Old 08-27-2019, 03:30 PM
  # 23 (permalink)  
Sasha1972
Member
 
Join Date: Mar 2017
Posts: 1,618
The sooner you are able to extract your kid from this crazy arrangement of being locked in a basement bedroom with an active alcoholic who's having seizures ... the more time your child will have to live a normal child's life. If your ex is away at rehab, use the time to interview lawyer after lawyer until you find a strategy for bringing unsupervised visits to an end. You do have a strong case.

After one of my ex's drunken antics (can't even remember which one now), I got a court order varying our divorce order such that he would have supervised visits with Kid with a third party agreeable to both of us who would keep Kid in direct line of sight the entire time, plus SoberLink testing before/during/after visits. I didn't try to end his access to Kid altogether because I wasn't sure that a judge would order that, even though ex was clearly unwell. Instead I tried to make it as awkward and uncomfortable as possible, so he wouldn't want to exercise his access. It worked, sort of - he raged and threw fits and dragged me to court over and over, but he gradually saw less and less of Kid. (And then he died, which is a whole other story). So strategically - there's a lot of room to maneuver between "child is locked in bedroom with wet-brain" and "Mom prevents child from seeing Dad".

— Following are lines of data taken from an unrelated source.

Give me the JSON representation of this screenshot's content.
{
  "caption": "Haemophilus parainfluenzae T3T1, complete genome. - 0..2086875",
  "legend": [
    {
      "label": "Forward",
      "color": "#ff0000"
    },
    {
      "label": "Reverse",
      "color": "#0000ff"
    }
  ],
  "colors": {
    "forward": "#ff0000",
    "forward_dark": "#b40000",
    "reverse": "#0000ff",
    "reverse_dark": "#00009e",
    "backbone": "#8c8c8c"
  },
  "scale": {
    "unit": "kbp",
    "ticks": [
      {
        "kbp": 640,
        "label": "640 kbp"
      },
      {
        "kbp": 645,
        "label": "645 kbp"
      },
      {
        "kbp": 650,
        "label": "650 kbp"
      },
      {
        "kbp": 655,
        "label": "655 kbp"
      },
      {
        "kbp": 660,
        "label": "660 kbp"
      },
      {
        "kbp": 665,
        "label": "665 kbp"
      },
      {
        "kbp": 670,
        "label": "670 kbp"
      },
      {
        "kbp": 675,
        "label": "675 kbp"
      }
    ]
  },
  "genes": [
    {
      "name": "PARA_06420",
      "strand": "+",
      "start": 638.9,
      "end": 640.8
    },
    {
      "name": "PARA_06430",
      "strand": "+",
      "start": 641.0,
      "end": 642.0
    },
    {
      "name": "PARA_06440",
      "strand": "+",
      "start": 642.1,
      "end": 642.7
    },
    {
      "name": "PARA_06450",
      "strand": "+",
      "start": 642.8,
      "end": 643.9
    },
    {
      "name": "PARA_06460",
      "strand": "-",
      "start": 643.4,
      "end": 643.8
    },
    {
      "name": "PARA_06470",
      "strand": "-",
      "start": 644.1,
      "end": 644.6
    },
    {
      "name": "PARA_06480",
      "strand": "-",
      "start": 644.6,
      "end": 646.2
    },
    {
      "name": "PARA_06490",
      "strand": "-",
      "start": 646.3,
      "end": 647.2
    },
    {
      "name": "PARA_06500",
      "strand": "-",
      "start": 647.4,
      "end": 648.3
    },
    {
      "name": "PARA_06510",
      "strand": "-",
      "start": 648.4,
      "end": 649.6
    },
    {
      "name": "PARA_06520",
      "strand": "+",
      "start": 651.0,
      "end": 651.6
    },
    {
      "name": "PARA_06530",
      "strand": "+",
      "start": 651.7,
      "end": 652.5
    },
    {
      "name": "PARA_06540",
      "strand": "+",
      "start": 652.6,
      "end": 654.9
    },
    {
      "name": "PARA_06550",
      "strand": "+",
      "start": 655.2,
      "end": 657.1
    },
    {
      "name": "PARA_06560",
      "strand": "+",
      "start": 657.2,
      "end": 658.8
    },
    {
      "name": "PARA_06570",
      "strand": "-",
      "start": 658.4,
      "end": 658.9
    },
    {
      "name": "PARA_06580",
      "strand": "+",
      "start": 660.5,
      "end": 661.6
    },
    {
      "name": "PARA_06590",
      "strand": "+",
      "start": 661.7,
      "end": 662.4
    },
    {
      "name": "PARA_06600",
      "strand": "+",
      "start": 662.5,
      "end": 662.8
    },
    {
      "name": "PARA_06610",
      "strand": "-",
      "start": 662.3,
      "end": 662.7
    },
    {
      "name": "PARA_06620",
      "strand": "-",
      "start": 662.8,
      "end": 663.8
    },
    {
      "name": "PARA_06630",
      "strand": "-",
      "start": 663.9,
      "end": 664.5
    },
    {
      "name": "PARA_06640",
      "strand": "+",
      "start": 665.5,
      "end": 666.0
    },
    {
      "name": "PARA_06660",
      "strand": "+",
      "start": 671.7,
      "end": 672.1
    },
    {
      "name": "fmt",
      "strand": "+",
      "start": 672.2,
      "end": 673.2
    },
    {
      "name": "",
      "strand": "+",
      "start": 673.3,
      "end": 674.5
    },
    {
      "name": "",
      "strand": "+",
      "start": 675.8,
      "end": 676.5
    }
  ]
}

(FWIW - the make-it-super-awkward strategy was also used by a friend in a nasty divorce in which the father was suspected of abusing the child. She couldn't completely cut the father off until he was formally charged [he has since been charged and his trial is scheduled], so she made the visiting arrangements as awful as possible for him [he had to sit in his ex-in-law's living room being glared at by ex-mom-in-law while attempting to play like a normal parent with the child]. It worked - the visits became less and less frequent and eventually stopped).